In fall 2011 we have again reached a trailing-ten-years multiple that exceeds 20. This is uncharacteristically high. Those who use current earnings or forward earnings will arrive at lower P/E ratios but from a historical perspective, those more optimistic P/E are also high.

I don’t care much for forward earnings because they’re always someone’s optimistic best guess. I don’t care for current quarterly earnings either since they are much too volatile to base longer-term decisions on.

P/E is roughly twice the expected annual growth rate. This varies a lot, but with an average dividend payout rate of 50% of earnings, I think the dividend stream is a much better proxy for the growth rate because it is stable. Take the inverse yield and double it. That’ll give you a “P/E” proxy which doesn’t fluctuate as much. I’m talking rough numbers here. Rough numbers.

Many stocks trade on a valuation model that’s roughly

Price = P/E * Earnings

So if P/E is 20 and earnings are $1, that makes for a stock worth $20.

If P/E is historically high and P/Es are historically bounded with no “new-era” forthcoming, it means that P/Es are likely to grow down. A more typical value for the low range is a P/E of 10. Historically it takes about two decades to go from high to low.

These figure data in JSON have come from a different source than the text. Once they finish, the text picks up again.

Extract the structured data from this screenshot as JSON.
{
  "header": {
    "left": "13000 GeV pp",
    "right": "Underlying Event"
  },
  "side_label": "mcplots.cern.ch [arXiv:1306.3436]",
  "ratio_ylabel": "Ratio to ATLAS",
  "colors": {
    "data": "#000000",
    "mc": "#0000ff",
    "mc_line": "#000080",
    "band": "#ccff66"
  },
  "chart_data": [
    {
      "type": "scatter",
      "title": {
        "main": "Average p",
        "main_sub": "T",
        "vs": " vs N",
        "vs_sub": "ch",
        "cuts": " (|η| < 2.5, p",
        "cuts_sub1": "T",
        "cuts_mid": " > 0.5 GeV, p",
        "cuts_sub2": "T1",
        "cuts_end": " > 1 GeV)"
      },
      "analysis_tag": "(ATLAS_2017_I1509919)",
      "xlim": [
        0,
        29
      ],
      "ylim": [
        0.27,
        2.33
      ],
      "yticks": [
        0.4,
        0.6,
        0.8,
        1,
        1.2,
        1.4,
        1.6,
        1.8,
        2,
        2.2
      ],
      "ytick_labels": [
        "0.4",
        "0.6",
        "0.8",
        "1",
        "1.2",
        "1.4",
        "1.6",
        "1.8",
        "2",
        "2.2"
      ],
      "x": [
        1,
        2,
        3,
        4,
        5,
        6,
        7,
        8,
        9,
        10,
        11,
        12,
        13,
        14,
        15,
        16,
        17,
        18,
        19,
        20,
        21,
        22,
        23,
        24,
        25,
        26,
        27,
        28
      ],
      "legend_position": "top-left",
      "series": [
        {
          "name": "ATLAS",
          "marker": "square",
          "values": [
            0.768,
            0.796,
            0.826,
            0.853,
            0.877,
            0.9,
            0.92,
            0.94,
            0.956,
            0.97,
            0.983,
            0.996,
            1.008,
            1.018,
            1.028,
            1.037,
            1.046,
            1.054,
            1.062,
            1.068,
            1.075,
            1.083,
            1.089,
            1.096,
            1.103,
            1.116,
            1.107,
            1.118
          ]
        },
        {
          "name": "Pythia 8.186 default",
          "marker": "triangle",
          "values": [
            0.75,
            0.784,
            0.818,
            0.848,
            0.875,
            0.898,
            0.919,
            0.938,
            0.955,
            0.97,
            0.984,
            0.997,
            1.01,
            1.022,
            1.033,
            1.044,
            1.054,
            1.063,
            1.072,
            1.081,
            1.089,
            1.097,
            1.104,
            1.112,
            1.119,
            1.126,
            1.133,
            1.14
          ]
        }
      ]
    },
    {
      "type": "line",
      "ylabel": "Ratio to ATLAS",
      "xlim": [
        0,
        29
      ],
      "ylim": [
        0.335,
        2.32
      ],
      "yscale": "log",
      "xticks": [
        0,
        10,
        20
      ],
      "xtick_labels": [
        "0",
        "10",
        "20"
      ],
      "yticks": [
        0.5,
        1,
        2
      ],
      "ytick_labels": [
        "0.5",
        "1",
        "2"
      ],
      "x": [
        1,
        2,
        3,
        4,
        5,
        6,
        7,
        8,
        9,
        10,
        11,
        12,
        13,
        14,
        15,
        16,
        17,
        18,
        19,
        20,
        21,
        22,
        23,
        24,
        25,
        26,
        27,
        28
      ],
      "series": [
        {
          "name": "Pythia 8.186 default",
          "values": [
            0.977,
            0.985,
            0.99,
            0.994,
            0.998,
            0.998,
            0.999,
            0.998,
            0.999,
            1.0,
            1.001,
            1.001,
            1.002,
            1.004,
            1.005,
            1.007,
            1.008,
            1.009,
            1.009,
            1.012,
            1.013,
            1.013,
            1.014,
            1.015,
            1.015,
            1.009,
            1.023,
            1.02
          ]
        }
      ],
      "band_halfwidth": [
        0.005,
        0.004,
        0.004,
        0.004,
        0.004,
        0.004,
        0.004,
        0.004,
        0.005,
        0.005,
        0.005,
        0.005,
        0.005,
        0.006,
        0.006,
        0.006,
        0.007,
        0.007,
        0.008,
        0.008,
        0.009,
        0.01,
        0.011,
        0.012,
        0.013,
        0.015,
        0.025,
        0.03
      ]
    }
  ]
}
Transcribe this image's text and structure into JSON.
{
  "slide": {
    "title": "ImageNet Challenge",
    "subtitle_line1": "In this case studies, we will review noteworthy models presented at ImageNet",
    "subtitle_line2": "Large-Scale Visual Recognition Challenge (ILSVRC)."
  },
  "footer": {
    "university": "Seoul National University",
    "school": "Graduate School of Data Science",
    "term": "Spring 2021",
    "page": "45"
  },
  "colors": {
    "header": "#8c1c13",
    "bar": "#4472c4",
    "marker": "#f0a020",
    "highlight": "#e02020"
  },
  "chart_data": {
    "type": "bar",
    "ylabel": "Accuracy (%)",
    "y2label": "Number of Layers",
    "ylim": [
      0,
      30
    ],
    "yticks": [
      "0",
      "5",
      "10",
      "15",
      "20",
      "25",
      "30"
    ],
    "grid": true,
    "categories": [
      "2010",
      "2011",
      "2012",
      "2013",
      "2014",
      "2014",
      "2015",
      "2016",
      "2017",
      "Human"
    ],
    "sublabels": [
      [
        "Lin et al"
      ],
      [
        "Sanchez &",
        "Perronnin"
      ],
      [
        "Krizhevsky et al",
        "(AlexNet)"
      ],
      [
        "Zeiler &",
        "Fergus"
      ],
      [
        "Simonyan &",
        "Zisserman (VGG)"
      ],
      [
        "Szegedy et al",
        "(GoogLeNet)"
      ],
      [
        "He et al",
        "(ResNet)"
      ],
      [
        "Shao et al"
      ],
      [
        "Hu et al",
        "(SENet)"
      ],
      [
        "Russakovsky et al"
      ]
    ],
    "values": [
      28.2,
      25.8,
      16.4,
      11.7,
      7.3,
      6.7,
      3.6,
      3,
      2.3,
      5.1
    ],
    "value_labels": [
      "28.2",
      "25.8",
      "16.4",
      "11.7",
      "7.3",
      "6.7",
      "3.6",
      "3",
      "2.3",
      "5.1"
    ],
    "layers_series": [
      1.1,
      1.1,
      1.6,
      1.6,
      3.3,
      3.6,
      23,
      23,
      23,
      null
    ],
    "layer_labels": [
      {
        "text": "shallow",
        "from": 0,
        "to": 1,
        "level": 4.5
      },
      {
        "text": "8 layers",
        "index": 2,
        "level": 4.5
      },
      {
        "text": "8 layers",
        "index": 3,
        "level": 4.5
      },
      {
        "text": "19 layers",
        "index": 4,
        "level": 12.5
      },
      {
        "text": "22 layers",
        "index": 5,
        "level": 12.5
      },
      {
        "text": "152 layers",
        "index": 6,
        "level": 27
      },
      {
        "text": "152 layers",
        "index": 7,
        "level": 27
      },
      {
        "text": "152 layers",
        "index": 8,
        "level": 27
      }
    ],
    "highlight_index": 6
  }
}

Thanks to central bank policies we have now spent a decade going nowhere. This means that the leverage must be halved in 10 years. Linearly, that would be going from 20 in 2011 to 19 in 2012 to 18 in 2013, etc. until we hit 10 in 2020.

This translates to a downwards pressure of 5-10% annual on stocks, a pressure that must be compensated for by increasing earnings. Now, 5-10% growth in the entire market is impossible, because the entire market is the GDP and the GDP grows very steadily at 3%.

This is the macro conclusion why stock prices will be at best flat for the next decade as increasing earnings make up for decreasing leverage.

This is also why I’m not betting on capital gains.

Implications: A portfolio that relies on selling a small fraction of shares annually to create an income will end up with fewer shares than it anticipates. In a market with declining multiples it is better to rely on dividends. Some of these could be used to buy stock at lower multiples but that would be at the discretion of the investor. A total return approach where all the earnings are retained for further earnings growth mostly makes sense in markets where multiples are rising along with earnings. Such a market is at least half a dozen years off.